Interesting enough to share with my Computer Security students.
Teaching Cybersecurity Policy
Peter Swire proposes a a pedagogic framework for teaching cybersecurity policy. Specifically, he makes real the old joke about adding levels to the OSI networking stack: an organizational layer, a government layer, and an international layer.




A lesson for my Software Architecture students: This is not changing one function, this is changing the entire design strategy.
Facebook still hasn’t launched a big privacy feature that Mark Zuckerberg promised more than seven months ago
Back in May, at the height of Facebook’s Cambridge Analytica privacy scandal, the company made a timely announcement: Facebook users would soon be able to clear the browsing history connected to their Facebook profile, meaning that the company would no longer link users to the apps and websites they visited off of the social network.
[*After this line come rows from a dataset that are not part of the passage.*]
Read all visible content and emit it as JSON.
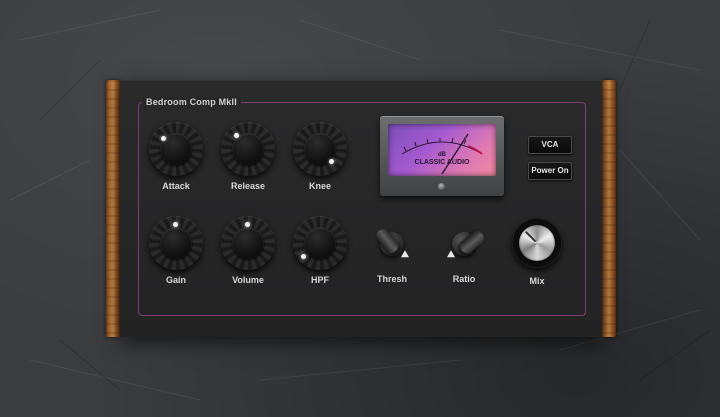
{
  "plugin": {
    "title": "Bedroom Comp MkII",
    "frame_color": "#7a3f74"
  },
  "knobs": [
    {
      "id": "attack",
      "label": "Attack"
    },
    {
      "id": "release",
      "label": "Release"
    },
    {
      "id": "knee",
      "label": "Knee"
    },
    {
      "id": "gain",
      "label": "Gain"
    },
    {
      "id": "volume",
      "label": "Volume"
    },
    {
      "id": "hpf",
      "label": "HPF"
    }
  ],
  "toggles": [
    {
      "id": "thresh",
      "label": "Thresh"
    },
    {
      "id": "ratio",
      "label": "Ratio"
    }
  ],
  "mix": {
    "label": "Mix"
  },
  "meter": {
    "unit": "dB",
    "brand": "CLASSIC AUDIO",
    "face_colors": [
      "#7d4fb7",
      "#f08aa0"
    ]
  },
  "buttons": {
    "vca": "VCA",
    "power": "Power On"
  }
}
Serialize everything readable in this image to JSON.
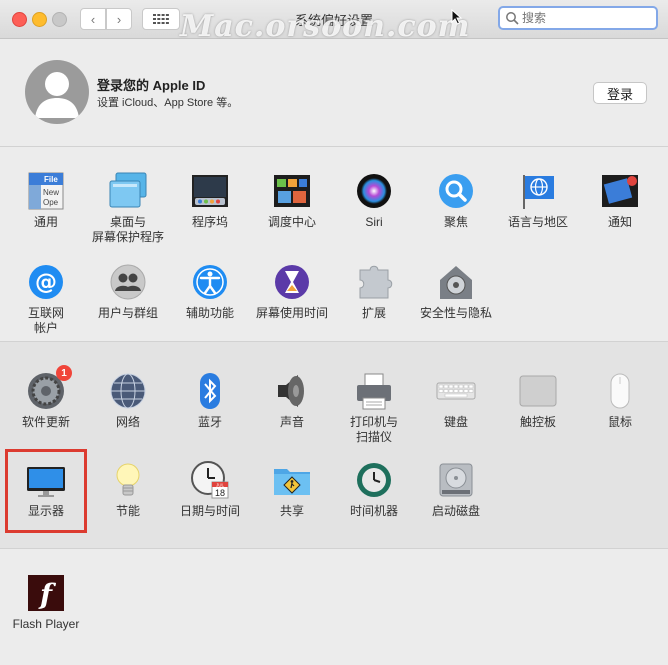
{
  "window": {
    "title": "系统偏好设置",
    "watermark": "Mac.orsoon.com"
  },
  "toolbar": {
    "back_label": "‹",
    "forward_label": "›"
  },
  "search": {
    "placeholder": "搜索"
  },
  "profile": {
    "title": "登录您的 Apple ID",
    "subtitle": "设置 iCloud、App Store 等。",
    "login_label": "登录"
  },
  "row1": [
    "通用",
    "桌面与\n屏幕保护程序",
    "程序坞",
    "调度中心",
    "Siri",
    "聚焦",
    "语言与地区",
    "通知"
  ],
  "row2": [
    "互联网\n帐户",
    "用户与群组",
    "辅助功能",
    "屏幕使用时间",
    "扩展",
    "安全性与隐私"
  ],
  "row3": [
    "软件更新",
    "网络",
    "蓝牙",
    "声音",
    "打印机与\n扫描仪",
    "键盘",
    "触控板",
    "鼠标"
  ],
  "row4": [
    "显示器",
    "节能",
    "日期与时间",
    "共享",
    "时间机器",
    "启动磁盘"
  ],
  "other": [
    "Flash Player"
  ],
  "general_icon_text": {
    "file": "File",
    "new": "New",
    "ope": "Ope"
  },
  "software_update_badge": "1",
  "calendar": {
    "month": "JUL",
    "day": "18"
  },
  "colors": {
    "highlight": "#dc3b30",
    "search_focus": "#83a8e8"
  }
}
The product, called “Clear History,” got a lot of attention. Not only is browsing data important — Facebook uses it to target people with advertising — but CEO Mark Zuckerberg announced Clear History himself during Facebook’s annual developer conference. Clear History was an olive branch meant to show everyone how serious Facebook is about privacy.
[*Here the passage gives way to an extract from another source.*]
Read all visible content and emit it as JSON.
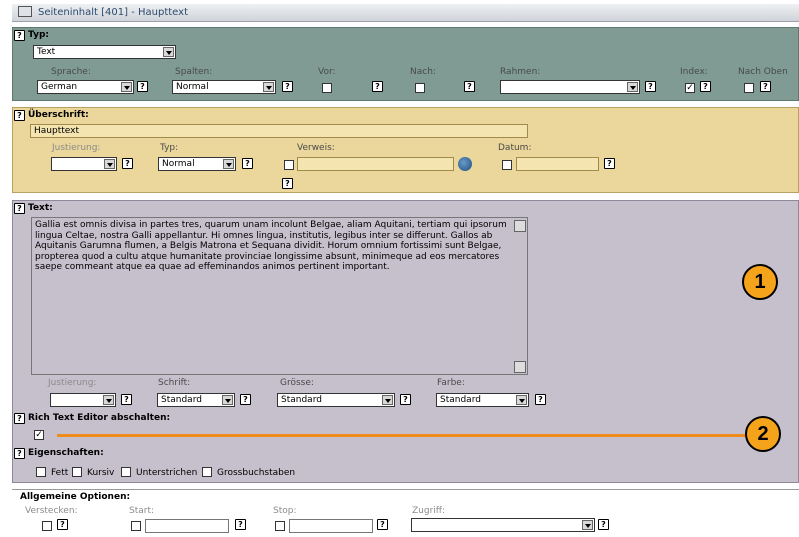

… As it turns out, clearing your browser history was harder to implement than Facebook expected. It’s been more than seven months since Zuckerberg’s announcement and Facebook hasn’t mentioned Clear History since.
Facebook’s Chief Privacy Officer Erin Egan said at that time that it would take “a few months” to build. Now Facebook tells Recode it won’t be ready for several more months.




Okay, the reports are out.
Russian Social Media Amassed Millions Of Followers In Support Of Trump: Reports
New reports commissioned by the Senate detail the scope of Russian interference in the 2016 elections.
The first report ― created by Oxford University’s Computational Propaganda Project and Graphika, a network analysis firm ― shows how a Russian company called the Internet Research Agency created thousands of accounts and “launched an extended attack on the United States” election by polarizing American politics and boosting Donald Trump’s campaign, according to The Washington Post. https://comprop.oii.ox.ac.uk/wp-content/uploads/sites/93/2018/12/IRA-Report-2018.pdf
A second report by New Knowledge, a cybersecurity company based in Austin, Texas, focused on which groups were targeted and how.